Матросы погрузили в вагон большую партию лимонов в светлых тростниковых корзинах. Иван Поскочин поехал провожатым, а его товарищи и в обратный путь отправились пешком, ведя на привязи трех черных перуанских быков.
На зеленой улице пригорода они столкнулись с английскими морскими стрелками. Солдаты королевы Виктории развлекались. Прямо перед ними стояла оливкового цвета женщина в лохмотьях, едва прикрывавших ее тело. Волосы свисали на лоб и щеки, скрывая красивые черты ее лица. Испуганная гогочущей толпой, она жалобно причитала по-испански и протягивала вперед дрожащие руки.

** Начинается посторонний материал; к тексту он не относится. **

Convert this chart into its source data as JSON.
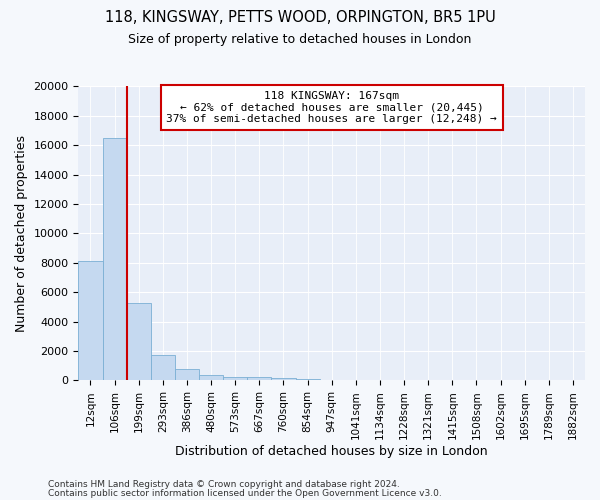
{
  "title_line1": "118, KINGSWAY, PETTS WOOD, ORPINGTON, BR5 1PU",
  "title_line2": "Size of property relative to detached houses in London",
  "xlabel": "Distribution of detached houses by size in London",
  "ylabel": "Number of detached properties",
  "bar_categories": [
    "12sqm",
    "106sqm",
    "199sqm",
    "293sqm",
    "386sqm",
    "480sqm",
    "573sqm",
    "667sqm",
    "760sqm",
    "854sqm",
    "947sqm",
    "1041sqm",
    "1134sqm",
    "1228sqm",
    "1321sqm",
    "1415sqm",
    "1508sqm",
    "1602sqm",
    "1695sqm",
    "1789sqm",
    "1882sqm"
  ],
  "bar_values": [
    8100,
    16500,
    5300,
    1750,
    750,
    350,
    270,
    230,
    160,
    130,
    0,
    0,
    0,
    0,
    0,
    0,
    0,
    0,
    0,
    0,
    0
  ],
  "bar_color": "#c5d9f0",
  "bar_edge_color": "#7bafd4",
  "vline_color": "#cc0000",
  "annotation_title": "118 KINGSWAY: 167sqm",
  "annotation_line1": "← 62% of detached houses are smaller (20,445)",
  "annotation_line2": "37% of semi-detached houses are larger (12,248) →",
  "annotation_box_facecolor": "#ffffff",
  "annotation_box_edgecolor": "#cc0000",
  "ylim": [
    0,
    20000
  ],
  "yticks": [
    0,
    2000,
    4000,
    6000,
    8000,
    10000,
    12000,
    14000,
    16000,
    18000,
    20000
  ],
  "fig_facecolor": "#f5f8fc",
  "ax_facecolor": "#e8eef8",
  "grid_color": "#ffffff",
  "footer_line1": "Contains HM Land Registry data © Crown copyright and database right 2024.",
  "footer_line2": "Contains public sector information licensed under the Open Government Licence v3.0."
}
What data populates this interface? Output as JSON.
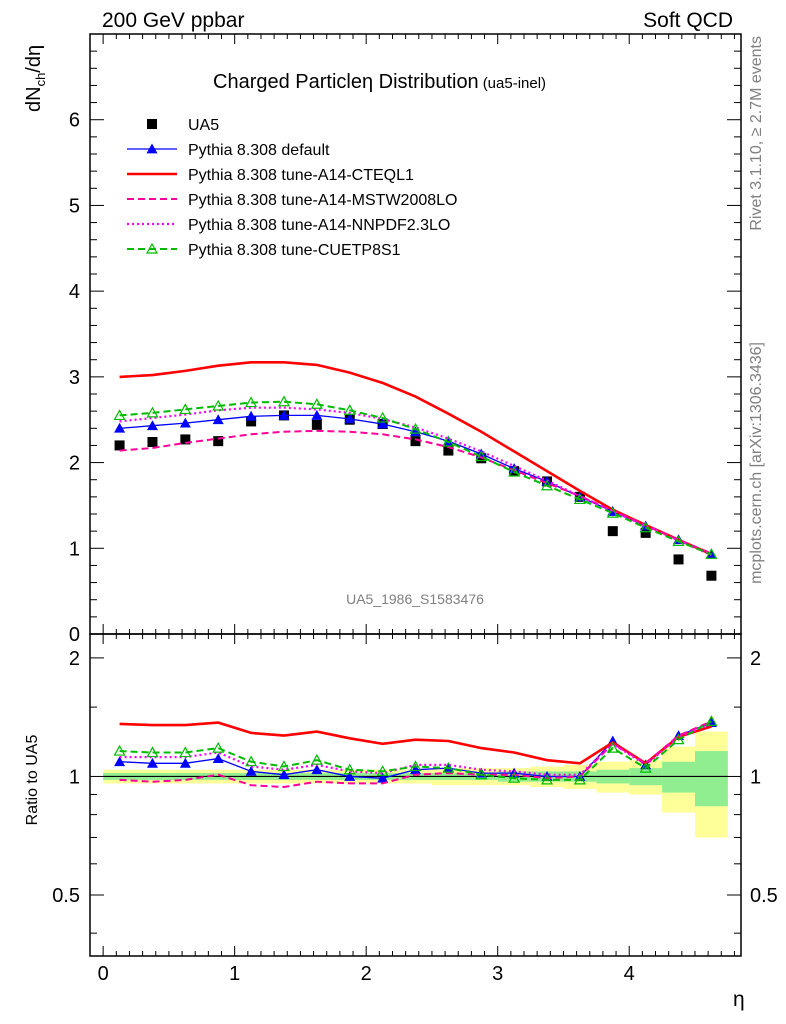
{
  "header": {
    "left": "200 GeV ppbar",
    "right": "Soft QCD"
  },
  "side_text": {
    "rivet": "Rivet 3.1.10, ≥ 2.7M events",
    "mcplots": "mcplots.cern.ch [arXiv:1306.3436]"
  },
  "chart_data": [
    {
      "type": "line",
      "title": "Charged Particleη Distribution",
      "subtitle": "(ua5-inel)",
      "analysis_label": "UA5_1986_S1583476",
      "ylabel_main": "dN",
      "ylabel_sub": "ch",
      "ylabel_tail": "/dη",
      "xlabel": "",
      "xlim": [
        -0.1,
        4.85
      ],
      "ylim": [
        0,
        7
      ],
      "yticks": [
        0,
        1,
        2,
        3,
        4,
        5,
        6
      ],
      "ytick_labels": [
        "0",
        "1",
        "2",
        "3",
        "4",
        "5",
        "6"
      ],
      "x": [
        0.125,
        0.375,
        0.625,
        0.875,
        1.125,
        1.375,
        1.625,
        1.875,
        2.125,
        2.375,
        2.625,
        2.875,
        3.125,
        3.375,
        3.625,
        3.875,
        4.125,
        4.375,
        4.625
      ],
      "series": [
        {
          "name": "UA5",
          "color": "#000000",
          "marker": "square",
          "line": "none",
          "values": [
            2.2,
            2.24,
            2.27,
            2.25,
            2.48,
            2.55,
            2.44,
            2.5,
            2.45,
            2.25,
            2.14,
            2.05,
            1.9,
            1.78,
            1.6,
            1.2,
            1.18,
            0.87,
            0.68
          ]
        },
        {
          "name": "Pythia 8.308 default",
          "color": "#0000ff",
          "marker": "triangle-filled",
          "line": "solid",
          "values": [
            2.4,
            2.43,
            2.46,
            2.5,
            2.54,
            2.55,
            2.55,
            2.51,
            2.45,
            2.36,
            2.25,
            2.1,
            1.93,
            1.78,
            1.6,
            1.43,
            1.26,
            1.1,
            0.93
          ]
        },
        {
          "name": "Pythia 8.308 tune-A14-CTEQL1",
          "color": "#ff0000",
          "marker": "none",
          "line": "solid-thick",
          "values": [
            3.0,
            3.02,
            3.07,
            3.13,
            3.17,
            3.17,
            3.14,
            3.05,
            2.93,
            2.77,
            2.57,
            2.36,
            2.13,
            1.9,
            1.67,
            1.45,
            1.27,
            1.1,
            0.93
          ]
        },
        {
          "name": "Pythia 8.308 tune-A14-MSTW2008LO",
          "color": "#ff0099",
          "marker": "none",
          "line": "dashed",
          "values": [
            2.14,
            2.17,
            2.23,
            2.28,
            2.33,
            2.36,
            2.37,
            2.36,
            2.33,
            2.27,
            2.18,
            2.06,
            1.91,
            1.76,
            1.61,
            1.44,
            1.27,
            1.1,
            0.94
          ]
        },
        {
          "name": "Pythia 8.308 tune-A14-NNPDF2.3LO",
          "color": "#ff00ff",
          "marker": "none",
          "line": "dotted",
          "values": [
            2.48,
            2.52,
            2.56,
            2.61,
            2.64,
            2.64,
            2.62,
            2.58,
            2.51,
            2.41,
            2.28,
            2.13,
            1.96,
            1.79,
            1.61,
            1.43,
            1.26,
            1.09,
            0.92
          ]
        },
        {
          "name": "Pythia 8.308 tune-CUETP8S1",
          "color": "#00bb00",
          "marker": "triangle-open",
          "line": "dashed",
          "values": [
            2.55,
            2.58,
            2.62,
            2.66,
            2.7,
            2.71,
            2.68,
            2.61,
            2.52,
            2.39,
            2.24,
            2.07,
            1.89,
            1.73,
            1.57,
            1.41,
            1.24,
            1.08,
            0.93
          ]
        }
      ],
      "legend_placement": "top-left",
      "grid": false
    },
    {
      "type": "line",
      "title": "",
      "ylabel": "Ratio to UA5",
      "xlabel": "η",
      "xlim": [
        -0.1,
        4.85
      ],
      "ylim": [
        0.35,
        2.3
      ],
      "yticks": [
        0.5,
        1,
        2
      ],
      "ytick_labels": [
        "0.5",
        "1",
        "2"
      ],
      "xticks": [
        0,
        1,
        2,
        3,
        4
      ],
      "xtick_labels": [
        "0",
        "1",
        "2",
        "3",
        "4"
      ],
      "band_outer_halfwidth": [
        0.04,
        0.04,
        0.04,
        0.04,
        0.04,
        0.04,
        0.04,
        0.04,
        0.04,
        0.04,
        0.05,
        0.05,
        0.05,
        0.06,
        0.07,
        0.09,
        0.1,
        0.19,
        0.3
      ],
      "band_inner_halfwidth": [
        0.02,
        0.02,
        0.02,
        0.02,
        0.02,
        0.02,
        0.02,
        0.02,
        0.02,
        0.02,
        0.02,
        0.02,
        0.03,
        0.03,
        0.03,
        0.04,
        0.05,
        0.09,
        0.16
      ],
      "band_outer_color": "#ffff99",
      "band_inner_color": "#90ee90",
      "series": [
        {
          "name": "Pythia 8.308 default",
          "color": "#0000ff",
          "marker": "triangle-filled",
          "line": "solid",
          "values": [
            1.09,
            1.08,
            1.08,
            1.11,
            1.03,
            1.01,
            1.04,
            1.0,
            0.99,
            1.04,
            1.05,
            1.02,
            1.02,
            1.0,
            1.0,
            1.23,
            1.07,
            1.27,
            1.37
          ]
        },
        {
          "name": "Pythia 8.308 tune-A14-CTEQL1",
          "color": "#ff0000",
          "marker": "none",
          "line": "solid-thick",
          "values": [
            1.36,
            1.35,
            1.35,
            1.37,
            1.29,
            1.27,
            1.3,
            1.25,
            1.21,
            1.24,
            1.23,
            1.18,
            1.15,
            1.1,
            1.08,
            1.22,
            1.08,
            1.26,
            1.34
          ]
        },
        {
          "name": "Pythia 8.308 tune-A14-MSTW2008LO",
          "color": "#ff0099",
          "marker": "none",
          "line": "dashed",
          "values": [
            0.98,
            0.97,
            0.98,
            1.01,
            0.95,
            0.94,
            0.97,
            0.96,
            0.96,
            1.01,
            1.02,
            1.01,
            1.01,
            0.99,
            1.0,
            1.21,
            1.08,
            1.27,
            1.38
          ]
        },
        {
          "name": "Pythia 8.308 tune-A14-NNPDF2.3LO",
          "color": "#ff00ff",
          "marker": "none",
          "line": "dotted",
          "values": [
            1.12,
            1.12,
            1.12,
            1.15,
            1.06,
            1.04,
            1.07,
            1.03,
            1.02,
            1.07,
            1.07,
            1.04,
            1.03,
            1.01,
            1.01,
            1.21,
            1.07,
            1.26,
            1.36
          ]
        },
        {
          "name": "Pythia 8.308 tune-CUETP8S1",
          "color": "#00bb00",
          "marker": "triangle-open",
          "line": "dashed",
          "values": [
            1.16,
            1.15,
            1.15,
            1.18,
            1.09,
            1.06,
            1.1,
            1.04,
            1.03,
            1.06,
            1.05,
            1.01,
            0.99,
            0.98,
            0.98,
            1.18,
            1.05,
            1.24,
            1.38
          ]
        }
      ],
      "grid": false
    }
  ]
}
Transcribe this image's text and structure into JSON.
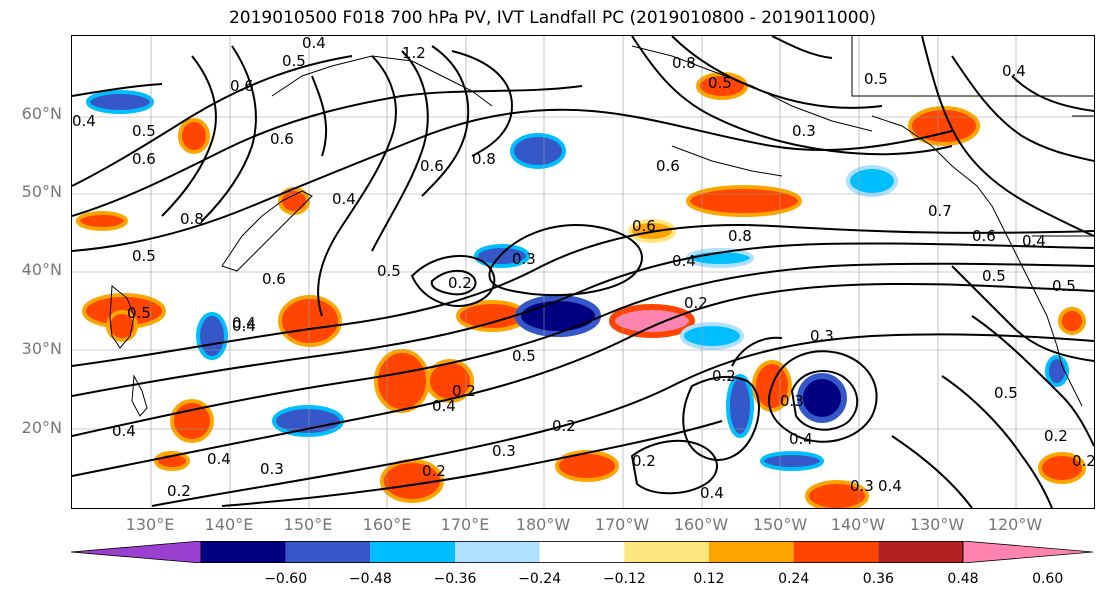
{
  "title": "2019010500 F018 700 hPa PV, IVT Landfall PC (2019010800 - 2019011000)",
  "lat_labels": [
    "60°N",
    "50°N",
    "40°N",
    "30°N",
    "20°N"
  ],
  "lon_labels": [
    "130°E",
    "140°E",
    "150°E",
    "160°E",
    "170°E",
    "180°W",
    "170°W",
    "160°W",
    "150°W",
    "140°W",
    "130°W",
    "120°W"
  ],
  "colorbar": {
    "colors": [
      "#9b3fd0",
      "#000080",
      "#3557c8",
      "#00bfff",
      "#b0e0ff",
      "#ffffff",
      "#ffe680",
      "#ffa500",
      "#ff4500",
      "#b22222",
      "#ff85b0"
    ],
    "ticks": [
      "−0.60",
      "−0.48",
      "−0.36",
      "−0.24",
      "−0.12",
      "0.12",
      "0.24",
      "0.36",
      "0.48",
      "0.60"
    ]
  },
  "contour_labels": [
    "1.2",
    "0.4",
    "0.5",
    "0.6",
    "0.6",
    "0.6",
    "0.8",
    "0.8",
    "0.8",
    "0.5",
    "0.5",
    "0.4",
    "0.6",
    "0.3",
    "0.6",
    "0.5",
    "0.6",
    "0.5",
    "0.4",
    "0.2",
    "0.3",
    "0.6",
    "0.4",
    "0.4",
    "0.8",
    "0.7",
    "0.6",
    "0.5",
    "0.5",
    "0.4",
    "0.3",
    "0.2",
    "0.4",
    "0.5",
    "0.2",
    "0.3",
    "0.2",
    "0.2",
    "0.4",
    "0.4",
    "0.2",
    "0.2",
    "0.3",
    "0.2",
    "0.3",
    "0.4",
    "0.4",
    "0.4",
    "0.5",
    "0.3",
    "0.2",
    "0.2",
    "0.4",
    "0.5",
    "0.5",
    "0.4"
  ]
}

Трудно было понять, просила ли она милостыню или защищалась от больших желтых плодов, которые бросали в нее и в двух смуглых девочек четверо бездельников. Вскрикивая, она проворно прятала лимоны под одежду.
Один из стрелков, стоявший рядом с Мишей Климовым, прицелился, зажав в кулаке золотистый плод. Цыганок перехватил взметнувшуюся руку и, рванув ее к себе, очутился лицом к лицу с удивленным стрелком. Его большие рыжие ресницы растерянно мигали.
— Сволочь! — процедил Цыганок сквозь зубы. — Я тебе брошу… Погоди!
Стрелок понял не слова, а скрытую в них угрозу и бешено выругался. Его товарищи захохотали. Один из них, низкорослый малый, похожий на голенастого петушка, выскочил вперед и, задвигав кадыком, пронзительно закричал на ломаном русском языке:
— Рюсски мужик идет, корова ведет! Скоро рюсски мужик будет паф-паф… — Он сделал выразительный жест, будто прицеливаясь.
Стрелки одобрительно зашумели.
Удалой шагнул к горластому стрелку.
— Эх ты ж, нечисть!
Наклонившись, он ухватил его за ворот. Стрелок взвизгнул и бросился на Удалого. Семен неожиданно обхватил его, поднял в воздух и с силой посадил на костистую спину быка. Стрелок завыл от боли и припал к шее животного, ринувшегося вперед в густом облаке пыли.
Насупившись, Удалой оглядел стрелков и деловито спросил:
— Сражение будет? Что ж, давай померяемся!
Но стрелки передумали драться. Их теперь оставалось трое на трое, а возможность посмеяться над товарищем, вцепившимся, как клещ, в спину быка, была заманчивее драки.